When Books Meet Browsers
June 10, 2013 in Digital Publishing Platforms, Digital Strategy by Greg Albers
Today, at their annual Worldwide Developers Conference (WWDC), Apple announced that its iBooks app (and all the books sold through the iBookstore, including fixed-format and reflowable epubs and iBooks Author publications) would finally be available on desktop computers. Not PC desktops mind you, just Mac OS devices, but I guess it’s something and at least some folks believe it’s an exciting update to rejoice over. To me though, given how long it took Apple to expand iBooks to its own computers, it feels more of a defensive move by a reluctant company. I mean, why now? Perhaps to forestall a rising tide of digital publications that I believe will prove increasingly competitive to the carefully tended, private ecosystem surrounding iBooks: browser-based html5 books.
When made properly, browser-based digital publications can offer a highly immersive and interactive reading experiences that, with the help of responsive web design, can also work on any device with a modern web browser. For a company that has made a fortune controlling the simplified creation and distribution of beautiful digital content, web books that function as well or better, are as easy to make, and can be viewed on more devices, have got to be a little worrisome.
There are already many examples of these kind of publications out there, and an increasing number of tools you can use to make them, but there are a half-dozen that have come to my attention recently and that I have collected below. In fact, I’d started writing this post before Apple made their announcement this morning suggesting, to me at least, that the writing is already on the wall.

“Snowfall” by the New York Times, got lots of attention when it came out last year, including from our own Liz Neely who wrote about it here, and used it in a recent AAM panel.

Not to be outdone, “Firestorm” is the Guardian‘s own foray into “Snowfall”-like journalism complete with animations, audio and video enhancements and a very book-like table of contents.

The music site, Pitchfork has been creating a series of feature stories over the past year demonstrating the possibilities of building multiple publications with the same tools.

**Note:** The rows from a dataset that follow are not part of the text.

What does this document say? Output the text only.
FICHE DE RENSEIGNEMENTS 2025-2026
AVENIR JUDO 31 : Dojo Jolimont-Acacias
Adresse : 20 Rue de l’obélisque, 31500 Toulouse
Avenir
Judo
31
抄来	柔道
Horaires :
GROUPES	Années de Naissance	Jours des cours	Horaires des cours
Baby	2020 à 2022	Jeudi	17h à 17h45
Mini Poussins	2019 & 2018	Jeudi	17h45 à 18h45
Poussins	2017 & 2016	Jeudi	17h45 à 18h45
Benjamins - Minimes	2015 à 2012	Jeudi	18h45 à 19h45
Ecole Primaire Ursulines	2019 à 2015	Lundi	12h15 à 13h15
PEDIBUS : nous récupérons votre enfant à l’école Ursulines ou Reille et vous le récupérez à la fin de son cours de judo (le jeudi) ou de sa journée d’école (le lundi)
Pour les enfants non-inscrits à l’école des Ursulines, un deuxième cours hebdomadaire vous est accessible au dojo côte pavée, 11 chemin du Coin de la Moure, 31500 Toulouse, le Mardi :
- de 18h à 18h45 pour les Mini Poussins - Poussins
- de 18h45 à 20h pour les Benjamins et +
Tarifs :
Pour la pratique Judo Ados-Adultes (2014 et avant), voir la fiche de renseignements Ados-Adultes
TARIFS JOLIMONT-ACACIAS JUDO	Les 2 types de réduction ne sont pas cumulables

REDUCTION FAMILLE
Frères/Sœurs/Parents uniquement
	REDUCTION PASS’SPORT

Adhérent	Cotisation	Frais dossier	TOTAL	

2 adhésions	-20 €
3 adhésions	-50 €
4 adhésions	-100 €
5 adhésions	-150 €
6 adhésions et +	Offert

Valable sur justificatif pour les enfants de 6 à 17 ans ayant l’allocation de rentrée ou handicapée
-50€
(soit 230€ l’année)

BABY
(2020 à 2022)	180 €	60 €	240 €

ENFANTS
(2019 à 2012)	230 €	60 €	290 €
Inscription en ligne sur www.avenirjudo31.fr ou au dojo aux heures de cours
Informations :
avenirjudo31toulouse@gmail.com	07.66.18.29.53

O’Reilly Media, who recently decided to stop talking about the future of publishing and to start making it, has this new example. Read more about their work here.

Looo.ch is an interesting alternative Russian site that, on a much smaller scale than the other examples, is successfully creating immersive web publications they call “spaces”.

And finally, the Art Institute of Chicago‘s Online Scholarly Catalogues and the associated OSCI Toolkit from the IMA Lab offer a more academic and structured approach to web-based digital publishing.